In Dhalgren, the unmediated experience of the singularity has survived, free of all corrosion of nostalgia.

When I think of Dhalgren, I remember this:

A night in DuPont Circle, Washington, D.C., amid conditions of civil riot, when someone, as the police arrived with their staves and plastic shields, tossed a Molotov cocktail up into the shallow stone bowl of the Admiral's memorial goblet. The District's lesser monuments were often in decay, and the Circle's tall fountain had stood dry for however many summers, and I suppose trash had accumulated there, mostly paper, crumpled Dixie cups tossed up by children making baskets in imaginary hoops.

I did not hear the bottle shatter, only the explosive intake of gasoline igniting, flames throwing black shadows against the concrete; our shadows, running. We were all running, and in the eyes of a Kennedy-jawed girl from the Virginia suburbs I would see something I had never seen before: a feral shiver, a bright wet shard of ancient light called Panic, where dread and ecstasy commingled utterly. And then the first cannisters fell, trailing gas, and she was off, running, like a deer and in that moment as beautiful. I ran after her, and lost her, and sometimes I imagine she is running still.
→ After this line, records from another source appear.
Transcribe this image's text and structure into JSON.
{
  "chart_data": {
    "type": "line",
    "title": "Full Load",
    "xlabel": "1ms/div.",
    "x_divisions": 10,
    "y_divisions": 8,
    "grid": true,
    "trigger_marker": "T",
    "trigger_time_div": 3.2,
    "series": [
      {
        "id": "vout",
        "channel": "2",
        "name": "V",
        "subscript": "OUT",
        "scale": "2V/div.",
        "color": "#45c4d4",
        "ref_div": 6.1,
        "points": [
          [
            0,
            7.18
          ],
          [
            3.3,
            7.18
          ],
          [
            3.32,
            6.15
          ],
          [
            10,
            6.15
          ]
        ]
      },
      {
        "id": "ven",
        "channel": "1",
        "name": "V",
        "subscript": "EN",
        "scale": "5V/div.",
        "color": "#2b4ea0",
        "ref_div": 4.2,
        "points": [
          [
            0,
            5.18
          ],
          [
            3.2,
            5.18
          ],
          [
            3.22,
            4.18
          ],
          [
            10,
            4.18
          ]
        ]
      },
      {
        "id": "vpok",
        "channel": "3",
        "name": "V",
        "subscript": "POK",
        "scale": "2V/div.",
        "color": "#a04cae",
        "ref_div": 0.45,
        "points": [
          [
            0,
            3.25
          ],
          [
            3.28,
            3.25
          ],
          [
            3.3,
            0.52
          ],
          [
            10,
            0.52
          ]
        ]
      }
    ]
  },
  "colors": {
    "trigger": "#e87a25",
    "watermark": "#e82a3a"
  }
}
Several years later, settling into the long slough of the pre-punk seventies, when Dhalgren was first published, I remember being simply and frequently grateful to Delany for so powerfully confirming that certain states had ever been experienced at all, by anyone.

The flame-lit park already so far behind.

I distrust few things more deeply than acts of literary explication.

Here is a book. Go inside.

It's your turn now.

Circular ruin.

Hall of mirrors.

Ring of flesh.

The smoldering outskirts reconfiguring with each step you take.

Bellona.

Remember me to them.

Vancouver, B.C. August 23, 1995

I: Prism, Mirror, Lens

to wound the autumnal city.

So howled out for the world to give him a name.

The in-dark answered with wind.

All you know I know: careening astronauts and bank clerks glancing at the clock before lunch; actresses scowling at light-ringed mirrors and freight elevator operators grinding a thumbful of grease on a steel handle; student riots; know that dark women in bodegas shook their heads last week because in six months prices have risen outlandishly; how coffee tastes after you've held it in your mouth, cold, a whole minute.